更に産経の9月18日に始まった連載「私の小沢一郎論」が面白い。トップバッター奥島貞夫・元自民党幹事長室長の「首相にならぬこと祈る」は圧巻だ。小沢氏自身「変る」、周りも「変った」と言うが、人間はそんなに簡単に変るものではない。中国語で「江山易改・本性難移」(領土を変えるのはたやすいが、性格を変えるのは至難の業)と言う諺がある。このシリーズも必読の企画だが、問題はどうすればこれらの活字を有権者に届けるか、である。これほどの説得力は第三者だからこそ。政治家の口から出るのとは重みが違う。
それでも総裁選後の記者会見で、新総裁が焦眉の急である補正予算案について「野党が反対するのは常識的に考えにくい」と述べた言葉は聞くに値する。
選挙用のスローガンは常に短く、インパクトのあるフレーズになりがちだが、国家の基本的な問題を、じっくり根気よく説明していくべきだ。限られた時間ならば、人海戦術でいけばよい。枝葉末節でなく、王道で行ってこそ、起死回生がなる。
弊著「政治家の品格、有権者の品格」では、岡山の有権者が「姫の虎退治」に踊らされた愚を指摘した。
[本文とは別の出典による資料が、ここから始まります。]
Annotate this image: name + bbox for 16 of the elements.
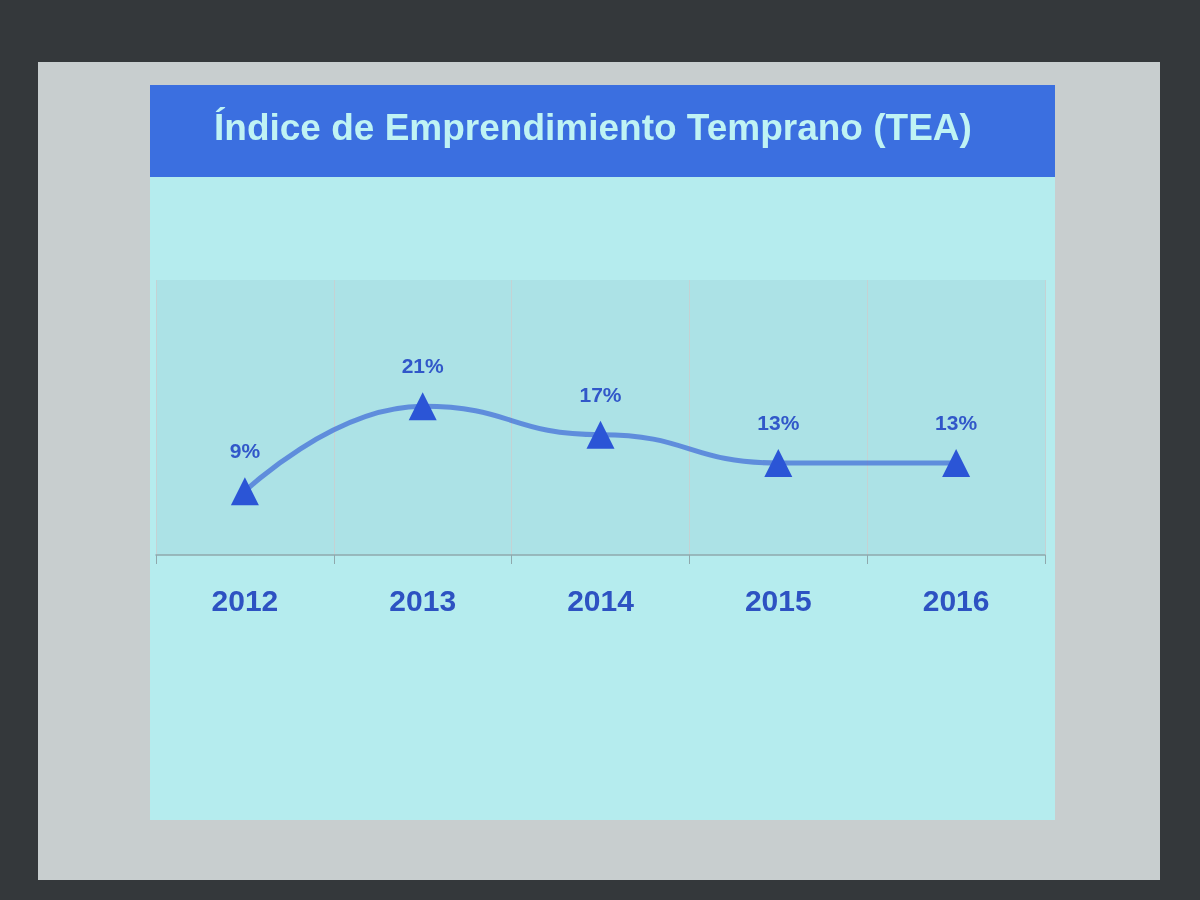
data-label: 13% [757, 410, 800, 434]
point [586, 420, 615, 449]
x-tick-label: 2014 [567, 583, 635, 617]
x-tick-label: 2012 [211, 583, 279, 617]
data-label: 21% [401, 354, 445, 378]
point [230, 477, 259, 506]
point [408, 392, 437, 421]
data-label: 9% [229, 439, 261, 463]
chart-title: Índice de Emprendimiento Temprano (TEA) [214, 107, 972, 149]
x-tick-label: 2015 [744, 583, 812, 617]
data-label: 17% [579, 382, 622, 406]
x-tick-label: 2016 [922, 583, 990, 617]
x-tick-label: 2013 [389, 583, 457, 617]
data-label: 13% [935, 410, 978, 434]
point [942, 448, 971, 477]
point [764, 448, 793, 477]
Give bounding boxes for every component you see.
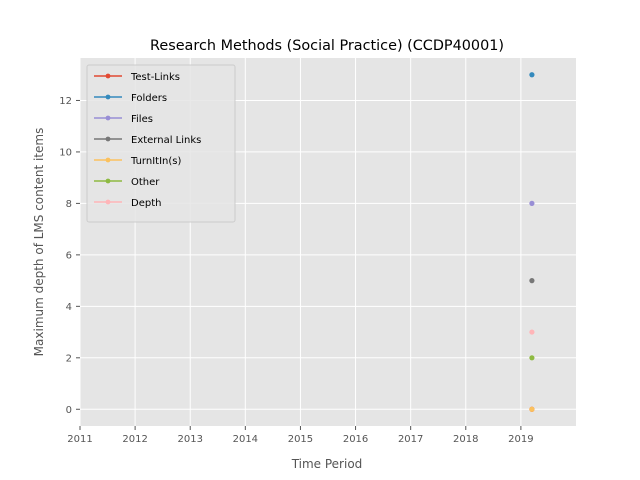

岡山で講演した折にも、満場の参加者に向けて「姫井なにがしに投票した人は反省して下さい」とまで言ってのけた。残念ながらそれでも姫井議員六年の任期は揺るがない。次の衆院選では有権者の品格向上を期待したい。
総選挙で過半数を得ることができれば、それは直近の民意であり、野党も参院の数を乱用できなくなる。いずれにせよ、一国のリーダーは明るい人が望ましい。陰々滅々では国の将来も暗くなる。